For over two decades, the U.S. has maintained a hands-off approach to internet governance.

That started to change after Russian efforts to meddle with the 2016 presidential election. In October 2017, a bipartisan bill was introduced in Congress that would have required Facebook, Twitter, Google and other social media companies to disclose who is paying for political ads that appear on their online platforms. The bill didn’t pass, but was reintroduced in 2019 and awaits a vote.

In April, Warner co-sponsored a bill with Sen. Deb Fischer, R-Neb., that would ban online platforms with more than 100 million monthly active users from engaging in deceptive practices that result in giving up more information than the user realizes. That same month, Twitter and Google officials testified to a Senate Judiciary subcommittee, saying they are aggressive in monitoring fake accounts and ad buyers.

And as recently as October, Facebook announced it had taken down dozens of foreign government-backed disinformation campaigns in a sign of increasing efforts ahead of the 2020 presidential election.

But other efforts have been struck down, including a California bill vetoed by Gov. Jerry Brown that would have created an advisory group to monitor the spread of misinformation on social media.

There is currently no international standard to hold platforms accountable if they publish phony or erroneous information.

British Parliament member Damian Collins, who is chair of the U.K. Digital, Culture, Media and Sport Committee, is a member of the International Grand Committee on Disinformation and Fake News. The organization includes elected representatives from 14 countries that share best practices to protect their countries from slanderous campaigns.

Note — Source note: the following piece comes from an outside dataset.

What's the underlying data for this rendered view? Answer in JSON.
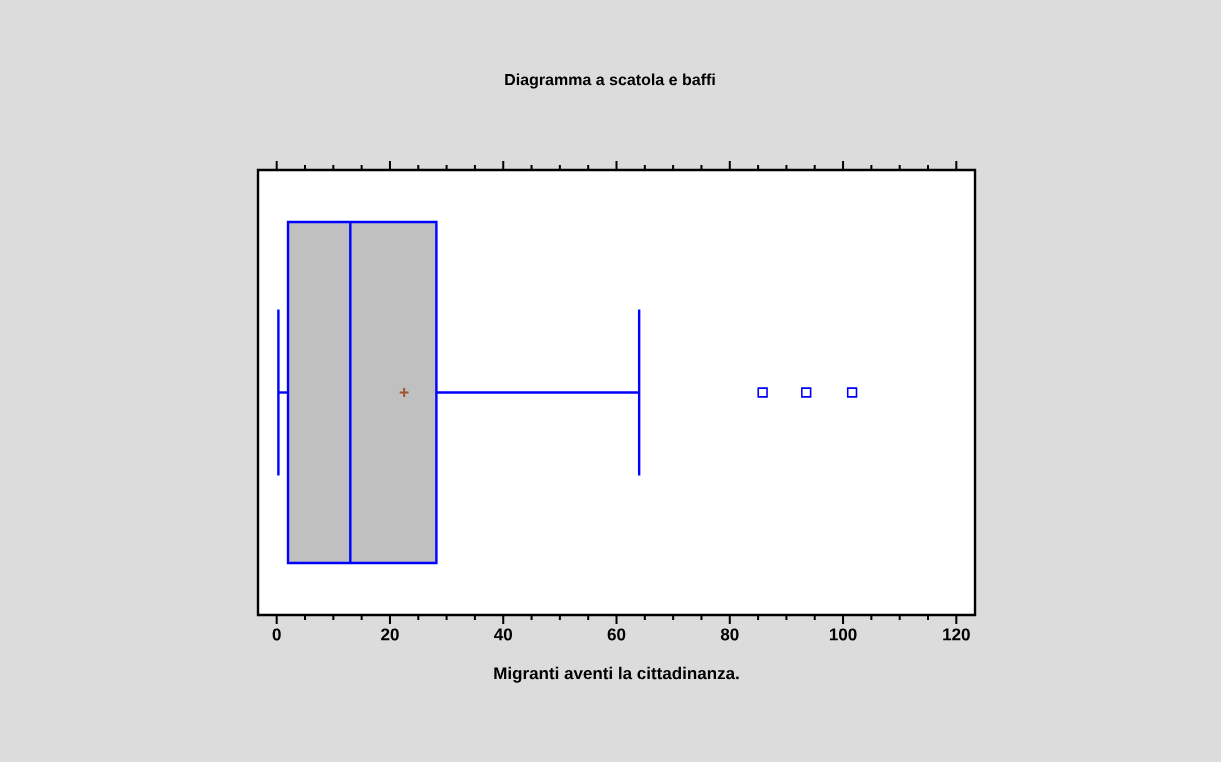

Collins urged collaboration between U.S. and global partners to fight new campaigns launched by Russia and China.

“International cooperation is incredibly important because we can learn a lot from our different experiences,” he said. “Different countries have looked at legislating in different ways or over harmful content disinformation and election integrity.”

Nina Jankowicz, a disinformation fellow at the Wilson Center, echoed the importance of legislation to rein in content accountability but warned against legislative overkill including “knee-jerk reactions to ban content.”

Legislation, Jankowicz said, begins with international partners and social media platforms speaking the same language.

“Right now we’re at a bowling alley that has no bumpers on it and we’re not particularly good at bowling at the moment,” she said. “Setting those standards is a key important goal as we move forward in regulation.”